Sono diversi i filoni di ricerca ma il principale è quello che si riferisce all’ isolamento e alla generazione di anticorpi rivolti contro la parte più stabile dell’ emagglutinina.  L’ HA, insieme con  la neuraminidasi (NA), è il principale antigene di membrana del virus influenzale ed è costituito da tre catene intrecciate (trimero) che si proiettano dalla membrana cellulare con un aspetto simile ad un fungo. Ogni monomero di questo trimetro (HA0) è successivamente spaccato dalle proteasi in due unità HA1 e HA2. L’ unità HA1 è quella che  costituisce la testa del fungo e contiene i siti che si legano ai recettori delle cellule ospiti. HA2 invece forma il fusto che tiene ancorata la proteina alla membrana del virus. La prima è caratterizzata da una grande variabilità, in quanto gli anticorpi prodotti dal nostro sistema immunitario sono indirizzati principalmente contro questa componente, per cui subisce continue variazioni per eludere le nostre difese. La seconda è invece meno esposta e più stabile nel tempo e da vari gruppi di ricerca sono stati isolati anticorpi che sono in grado di conferire una protezione a più ampio spettro, proprio usando come bersaglio questa parte della proteina di superficie.
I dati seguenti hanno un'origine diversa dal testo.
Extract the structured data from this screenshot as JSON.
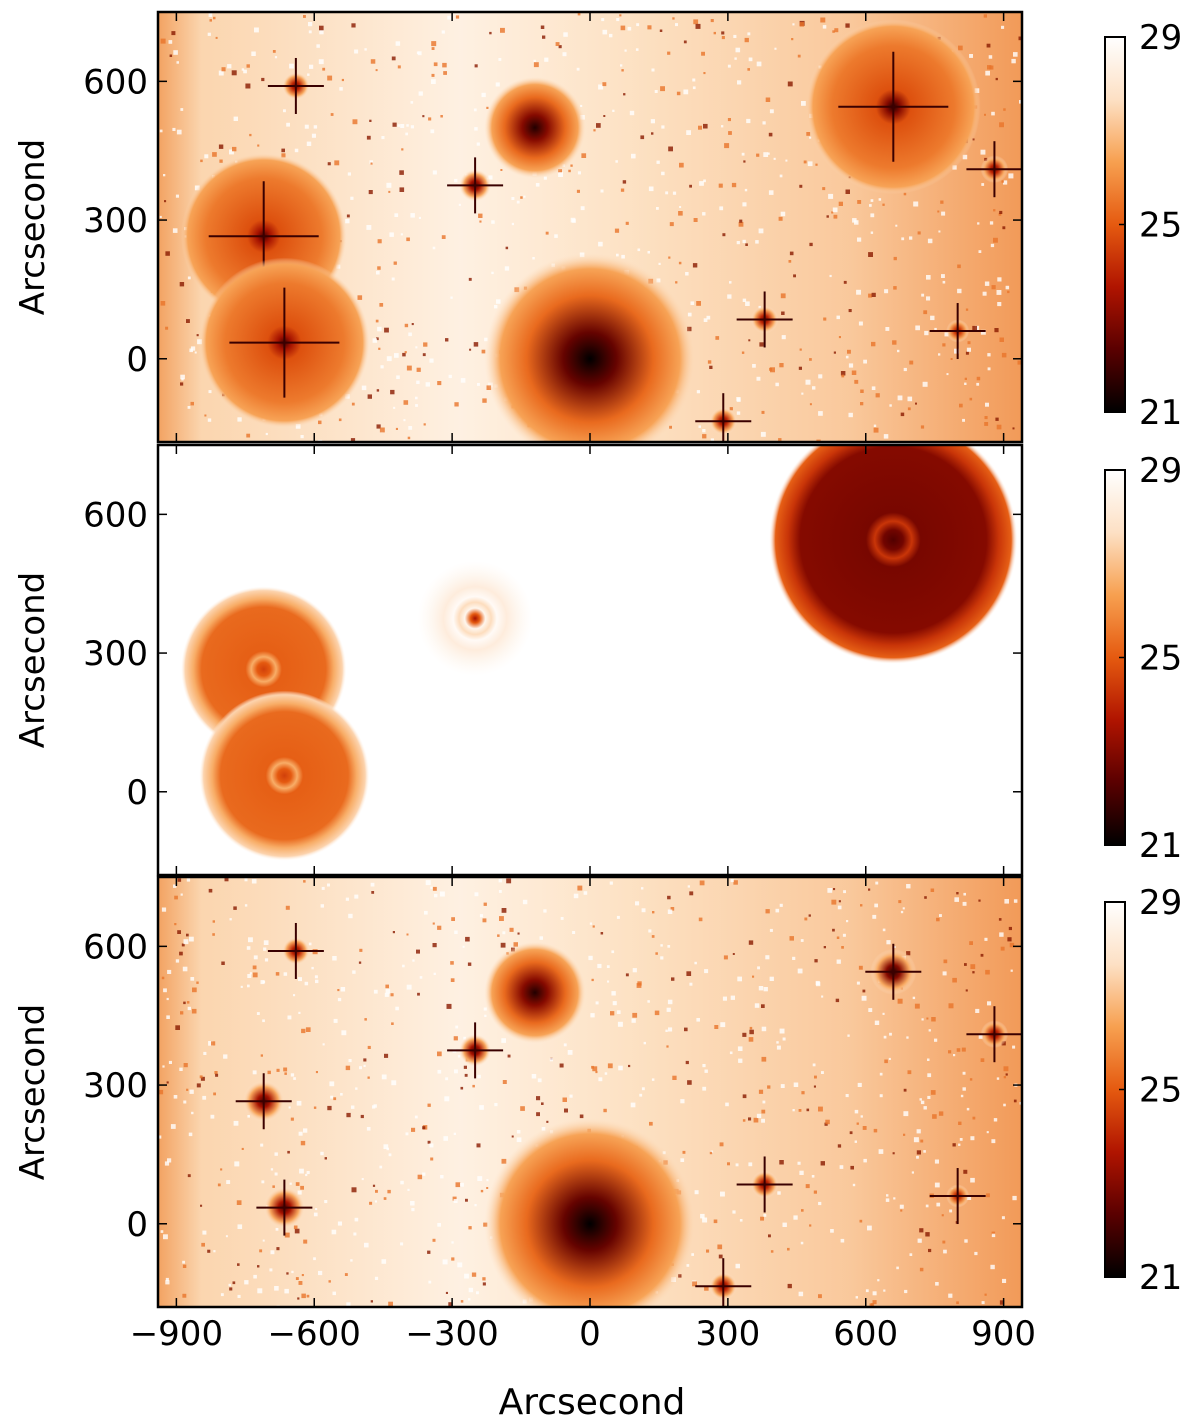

Le metodiche di isolamento sono complesse e  consistono nell’ utilizzo delle librerie anticorpali espresse su fagi, anticorpi monoclonali ricavati da plasmablasti o plasmacellule  o ibridomi di cellule di memoria di tipo B. Molti studi hanno messo in luce che tali anticorpi sono indotti nell’ animale e nell’ uomo sia dall’ infezione naturale che dalla vaccinazione.  Sono stati scoperti anticorpi in grado di riconoscere parti comuni a uno o all’ altro dei due principali gruppi di virus di tipo A, a entrambi i gruppi e taluni rivolti anche verso virus di tipo B. Altri anticorpi con funzione di ampia copertura sono rivolti verso parti della testa dell’ HA che non sono sito di legame recettoriale. Questi studi hanno dimostrato che anticorpi rivolti contro parti non variabili del fusto e della testa dell’ HA possono essere indotti dalla vaccinazione stagionale o dall’ infezione sia con virus H5N1 sia H1N1 pandemico.

Altre strategie che sono oggetto di studio e che possono essere promettenti per lo sviluppo di un vaccino universale sono la stimolazione di anticorpi contro altri componenti del virus, come le proteine NA di superficie e M2 di membrana o l’ utilizzo di altre metodiche che fanno ricorso ai ricombinanti veicolati da vettore, ai vaccini a DNA,  ai Virus Like Particle (VLP), ai vaccini monovalenti a bassa replicazione basati su delNS1-H1N1, ai vaccini a peptici sintetici, allo sviluppo di adiuvanti maggiormente efficaci.

Tutte queste tecnologie, benché promettenti, richiederanno ancora lunghi studi di tipo preclinico e clinico per chiarire i meccanismi molecolari coinvolti e per dissipare timori di possibili effetti avversi legati al loro uso.



Nel frattempo gli attuali vaccini influenzali mantengono un buon profilo di efficacia e di sicurezza ed è bene che il loro utilizzo continui ad essere incoraggiato quale migliore arma disponibile per contrastare la minaccia rappresentata dal virus influenzale. Ma è giusto anche considerare che è passato quasi un secolo dalla nascita dei primi vaccini e le tecniche di produzione legate ai sistemi tradizionali di coltura non si sono sufficientemente evolute e non hanno tratto profitto dalle nuove frontiere della biotecnologia. Vanno accolti favorevolmente  i nuovi vaccini cresciuti su cellule animali, quelli basati su virus vivi da somministrare per via nasale e i vaccini quadrivalenti ma è ora che si apra una nuova era che ci permetta di far fronte con maggiore forza  alle sempre nuove sfide che l’ influenza pone per l’ umanità.